Forgiveness
08 May, 2010 | 1:56 am | Filed under:
Quote: {
To Pickles - for pestering me to post
}
Forgiveness is such a big word and only for those with a very big heart. In light of my last post regarding the bad news I have received about 7 months ago, I am still suffering of the consequences of it. It is subsiding but nevertheless, it is still there.
I have said that I learnt a lot of that experience. Mainly how awful some people can be and how you learn about the kindness of certain hearts. I was still very bitter deep inside. Very resentful and felt very cheated by a person I thought was a very close friend.

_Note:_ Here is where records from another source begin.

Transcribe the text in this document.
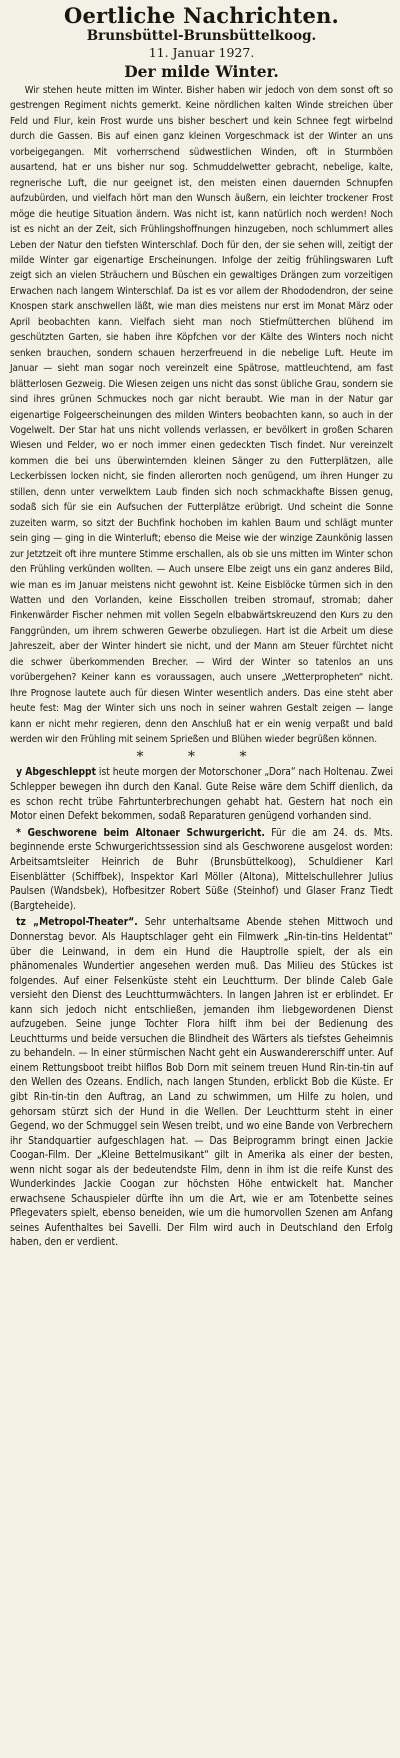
Oertliche Nachrichten.
Brunsbüttel-Brunsbüttelkoog.
11. Januar 1927.
Der milde Winter.

Wir stehen heute mitten im Winter. Bisher haben wir jedoch von dem sonst oft so gestrengen Regiment nichts gemerkt. Keine nördlichen kalten Winde streichen über Feld und Flur, kein Frost wurde uns bisher beschert und kein Schnee fegt wirbelnd durch die Gassen. Bis auf einen ganz kleinen Vorgeschmack ist der Winter an uns vorbeigegangen. Mit vorherrschend südwestlichen Winden, oft in Sturmböen ausartend, hat er uns bisher nur sog. Schmuddelwetter gebracht, nebelige, kalte, regnerische Luft, die nur geeignet ist, den meisten einen dauernden Schnupfen aufzubürden, und vielfach hört man den Wunsch äußern, ein leichter trockener Frost möge die heutige Situation ändern. Was nicht ist, kann natürlich noch werden! Noch ist es nicht an der Zeit, sich Frühlingshoffnungen hinzugeben, noch schlummert alles Leben der Natur den tiefsten Winterschlaf. Doch für den, der sie sehen will, zeitigt der milde Winter gar eigenartige Erscheinungen. Infolge der zeitig frühlingswaren Luft zeigt sich an vielen Sträuchern und Büschen ein gewaltiges Drängen zum vorzeitigen Erwachen nach langem Winterschlaf. Da ist es vor allem der Rhododendron, der seine Knospen stark anschwellen läßt, wie man dies meistens nur erst im Monat März oder April beobachten kann. Vielfach sieht man noch Stiefmütterchen blühend im geschützten Garten, sie haben ihre Köpfchen vor der Kälte des Winters noch nicht senken brauchen, sondern schauen herzerfreuend in die nebelige Luft. Heute im Januar — sieht man sogar noch vereinzelt eine Spätrose, mattleuchtend, am fast blätterlosen Gezweig. Die Wiesen zeigen uns nicht das sonst übliche Grau, sondern sie sind ihres grünen Schmuckes noch gar nicht beraubt. Wie man in der Natur gar eigenartige Folgeerscheinungen des milden Winters beobachten kann, so auch in der Vogelwelt. Der Star hat uns nicht vollends verlassen, er bevölkert in großen Scharen Wiesen und Felder, wo er noch immer einen gedeckten Tisch findet. Nur vereinzelt kommen die bei uns überwinternden kleinen Sänger zu den Futterplätzen, alle Leckerbissen locken nicht, sie finden allerorten noch genügend, um ihren Hunger zu stillen, denn unter verwelktem Laub finden sich noch schmackhafte Bissen genug, sodaß sich für sie ein Aufsuchen der Futterplätze erübrigt. Und scheint die Sonne zuzeiten warm, so sitzt der Buchfink hochoben im kahlen Baum und schlägt munter sein ging — ging in die Winterluft; ebenso die Meise wie der winzige Zaunkönig lassen zur Jetztzeit oft ihre muntere Stimme erschallen, als ob sie uns mitten im Winter schon den Frühling verkünden wollten. — Auch unsere Elbe zeigt uns ein ganz anderes Bild, wie man es im Januar meistens nicht gewohnt ist. Keine Eisblöcke türmen sich in den Watten und den Vorlanden, keine Eisschollen treiben stromauf, stromab; daher Finkenwärder Fischer nehmen mit vollen Segeln elbabwärtskreuzend den Kurs zu den Fanggründen, um ihrem schweren Gewerbe obzuliegen. Hart ist die Arbeit um diese Jahreszeit, aber der Winter hindert sie nicht, und der Mann am Steuer fürchtet nicht die schwer überkommenden Brecher. — Wird der Winter so tatenlos an uns vorübergehen? Keiner kann es voraussagen, auch unsere „Wetterpropheten“ nicht. Ihre Prognose lautete auch für diesen Winter wesentlich anders. Das eine steht aber heute fest: Mag der Winter sich uns noch in seiner wahren Gestalt zeigen — lange kann er nicht mehr regieren, denn den Anschluß hat er ein wenig verpaßt und bald werden wir den Frühling mit seinem Sprießen und Blühen wieder begrüßen können.

* * *

y Abgeschleppt ist heute morgen der Motorschoner „Dora“ nach Holtenau. Zwei Schlepper bewegen ihn durch den Kanal. Gute Reise wäre dem Schiff dienlich, da es schon recht trübe Fahrtunterbrechungen gehabt hat. Gestern hat noch ein Motor einen Defekt bekommen, sodaß Reparaturen genügend vorhanden sind.

* Geschworene beim Altonaer Schwurgericht. Für die am 24. ds. Mts. beginnende erste Schwurgerichtssession sind als Geschworene ausgelost worden: Arbeitsamtsleiter Heinrich de Buhr (Brunsbüttelkoog), Schuldiener Karl Eisenblätter (Schiffbek), Inspektor Karl Möller (Altona), Mittelschullehrer Julius Paulsen (Wandsbek), Hofbesitzer Robert Süße (Steinhof) und Glaser Franz Tiedt (Bargteheide).

tz „Metropol-Theater“. Sehr unterhaltsame Abende stehen Mittwoch und Donnerstag bevor. Als Hauptschlager geht ein Filmwerk „Rin-tin-tins Heldentat“ über die Leinwand, in dem ein Hund die Hauptrolle spielt, der als ein phänomenales Wundertier angesehen werden muß. Das Milieu des Stückes ist folgendes. Auf einer Felsenküste steht ein Leuchtturm. Der blinde Caleb Gale versieht den Dienst des Leuchtturmwächters. In langen Jahren ist er erblindet. Er kann sich jedoch nicht entschließen, jemanden ihm liebgewordenen Dienst aufzugeben. Seine junge Tochter Flora hilft ihm bei der Bedienung des Leuchtturms und beide versuchen die Blindheit des Wärters als tiefstes Geheimnis zu behandeln. — In einer stürmischen Nacht geht ein Auswandererschiff unter. Auf einem Rettungsboot treibt hilflos Bob Dorn mit seinem treuen Hund Rin-tin-tin auf den Wellen des Ozeans. Endlich, nach langen Stunden, erblickt Bob die Küste. Er gibt Rin-tin-tin den Auftrag, an Land zu schwimmen, um Hilfe zu holen, und gehorsam stürzt sich der Hund in die Wellen. Der Leuchtturm steht in einer Gegend, wo der Schmuggel sein Wesen treibt, und wo eine Bande von Verbrechern ihr Standquartier aufgeschlagen hat. — Das Beiprogramm bringt einen Jackie Coogan-Film. Der „Kleine Bettelmusikant“ gilt in Amerika als einer der besten, wenn nicht sogar als der bedeutendste Film, denn in ihm ist die reife Kunst des Wunderkindes Jackie Coogan zur höchsten Höhe entwickelt hat. Mancher erwachsene Schauspieler dürfte ihn um die Art, wie er am Totenbette seines Pflegevaters spielt, ebenso beneiden, wie um die humorvollen Szenen am Anfang seines Aufenthaltes bei Savelli. Der Film wird auch in Deutschland den Erfolg haben, den er verdient.
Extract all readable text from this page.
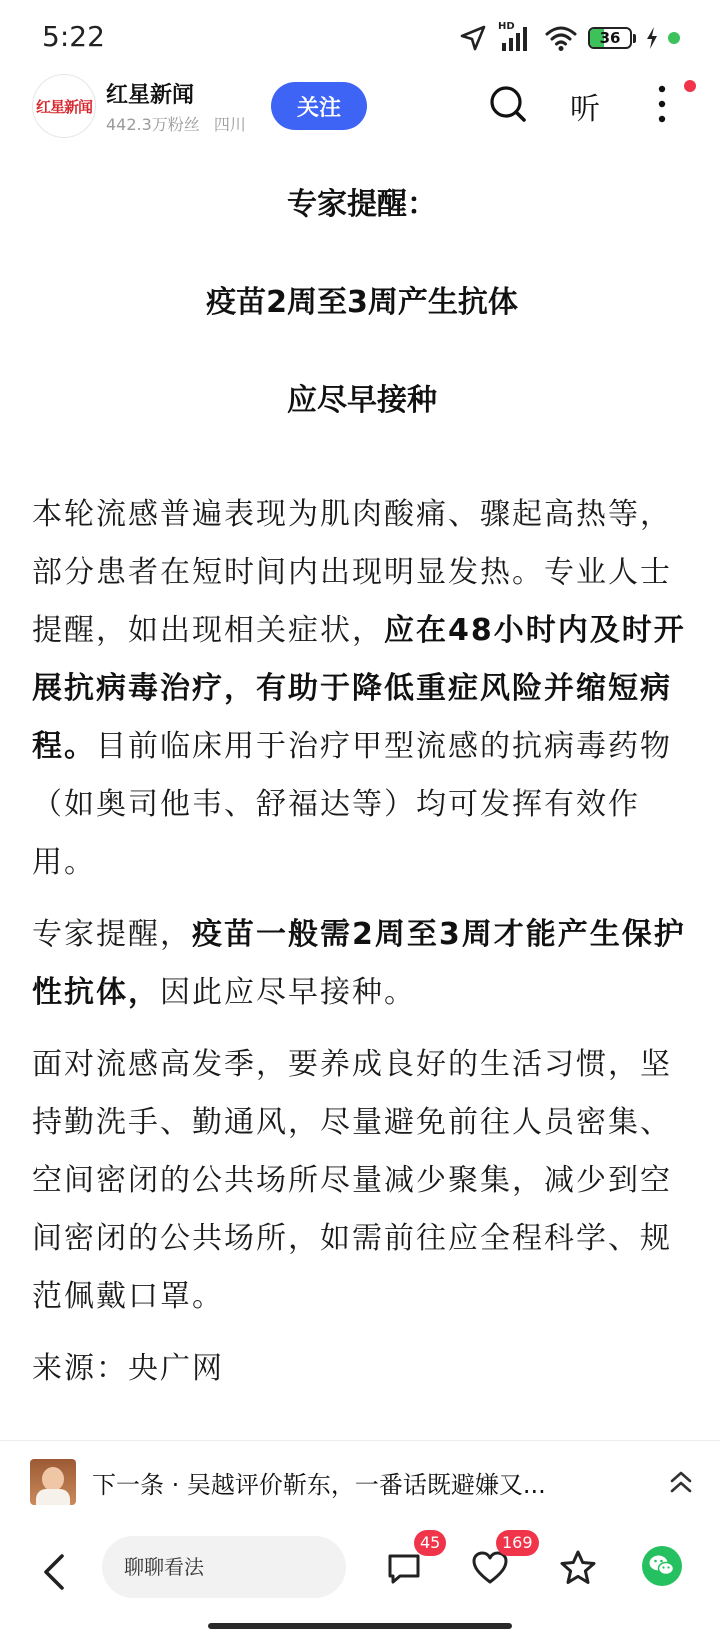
5:22	HD
36
红星新闻 红星新闻
442.3万粉丝 四川
关注	听
专家提醒：
疫苗2周至3周产生抗体
应尽早接种

本轮流感普遍表现为肌肉酸痛、骤起高热等，部分患者在短时间内出现明显发热。专业人士提醒，如出现相关症状，应在48小时内及时开展抗病毒治疗，有助于降低重症风险并缩短病程。目前临床用于治疗甲型流感的抗病毒药物（如奥司他韦、舒福达等）均可发挥有效作用。

专家提醒，疫苗一般需2周至3周才能产生保护性抗体，因此应尽早接种。

面对流感高发季，要养成良好的生活习惯，坚持勤洗手、勤通风，尽量避免前往人员密集、空间密闭的公共场所尽量减少聚集，减少到空间密闭的公共场所，如需前往应全程科学、规范佩戴口罩。

来源：央广网

下一条 · 吴越评价靳东，一番话既避嫌又...
聊聊看法
45	169
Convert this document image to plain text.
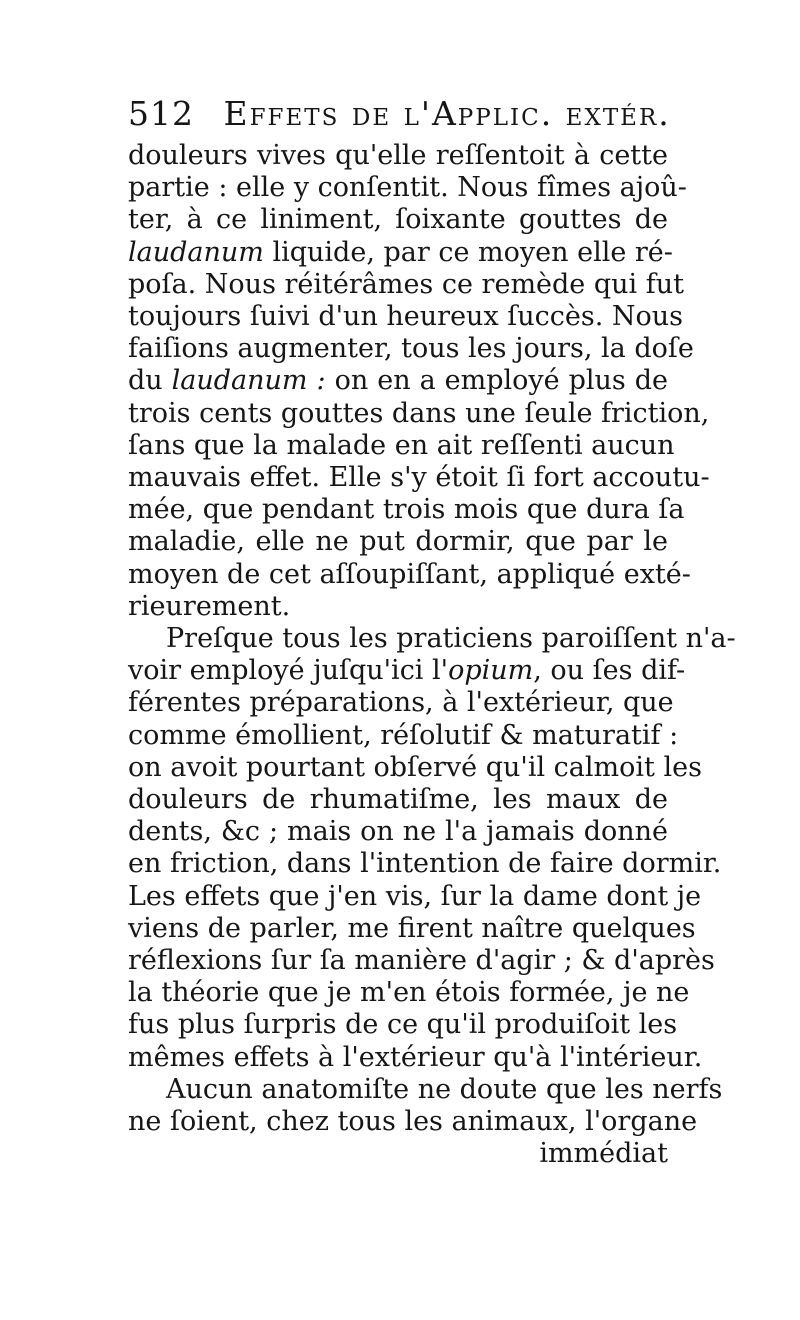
512 Effets de l'Applic. extér.
douleurs vives qu'elle reſſentoit à cette
partie : elle y conſentit. Nous fîmes ajoû-
ter, à ce liniment, ſoixante gouttes de
laudanum liquide, par ce moyen elle ré-
poſa. Nous réitérâmes ce remède qui fut
toujours ſuivi d'un heureux ſuccès. Nous
faiſions augmenter, tous les jours, la doſe
du laudanum : on en a employé plus de
trois cents gouttes dans une ſeule friction,
ſans que la malade en ait reſſenti aucun
mauvais effet. Elle s'y étoit ſi fort accoutu-
mée, que pendant trois mois que dura ſa
maladie, elle ne put dormir, que par le
moyen de cet aſſoupiſſant, appliqué exté-
rieurement.
Preſque tous les praticiens paroiſſent n'a-
voir employé juſqu'ici l'opium, ou ſes dif-
férentes préparations, à l'extérieur, que
comme émollient, réſolutif & maturatif :
on avoit pourtant obſervé qu'il calmoit les
douleurs de rhumatiſme, les maux de
dents, &c ; mais on ne l'a jamais donné
en friction, dans l'intention de faire dormir.
Les effets que j'en vis, ſur la dame dont je
viens de parler, me firent naître quelques
réflexions ſur ſa manière d'agir ; & d'après
la théorie que je m'en étois formée, je ne
fus plus ſurpris de ce qu'il produiſoit les
mêmes effets à l'extérieur qu'à l'intérieur.
Aucun anatomiſte ne doute que les nerfs
ne ſoient, chez tous les animaux, l'organe
immédiat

Days passed by and I just became quieter than usual. Spoke only when spoken to. I took the time out to plan and re-plan things in my life. Did things I never had the time to do- simple things like taking care of unfinished things in the house, enjoying the precious moments with the kids, and de-cluttering parts of my life (physically and emotionally). I did things but never felt I accomplished anything.
It wasn’t easy and the light at the end of the tunnel was sometimes very bright and some other times dim.
That day came, when we all gathered up our prayers for our beloved Sheikh Ahmed. I was very emotional to learn the news. He was very close to my heart for reasons I can’t share. I cried, I prayed, and kept my hopes high that a miracle will happen and he will be found by some tribe who would be taking care of him and they will bring him forward in a couple of days. The couple of days passed and still no news and after the 72 hour mark it is usually known that the missing will be hard to be found alive.
They announced his death. I was devastated. I couldn’t move and I couldn’t even cry. I was still for a very strange period of time. I didn’t want to talk to anyone then. I just wanted to be with my very close friends alone. Not saying anything. Just being around people I love and love me back. Our thoughts were together on how things would turn out if we hadn’t had each other. The thought of that was unbearable to any of us.
Life then just seemed too short and too unpredictable to be worried about things that were beyond our control- like the bad news I heard 7 months ago.
Elreem started with her emotional abuse telling me that I should forgive the person who has wronged me and she just went on and on about it. It was sickening! I kept saying but I can’t forgive him for what he has done and she went on pressuring me on the need to do that because I cant live my life with that kind of bitter in my heart.
So I sent him a msg saying “God I have forgiven who has mistaken me, so forgive me too. I have nothing in my heart towards you and all I wish is for you to have a good life”
Oh My God! I sent that and all of the sudden- I swear, I felt it. I felt that forgiveness in my heart. I felt that nothing was really worth my anger. I threw away the resentments I had in my heart.
And guess what! Things in my life started de-cluttering on their own. It is so weird how it all happened. Days passed by and he then called me and apologized- not that it really mattered because to me it was over and done with.
That light at the end of the tunnel became so bright and I felt that cleanliness in my heart that I have missed for a very long time.
Things started happening with hard work from my side and friends around me. The continuous positivity from everyone just kept my hopes high that there will be a better day tomorrow. It is that sustainable positive energy that keeps my life on the right track.
I am surrounded by angels and I feel very lucky. I wish everyone had the people I have in my life. May God always keep them close and safe.
So this post is dedicated to all of you- everyone I interact with in my daily dealings. Thank you for keeping me alive inside.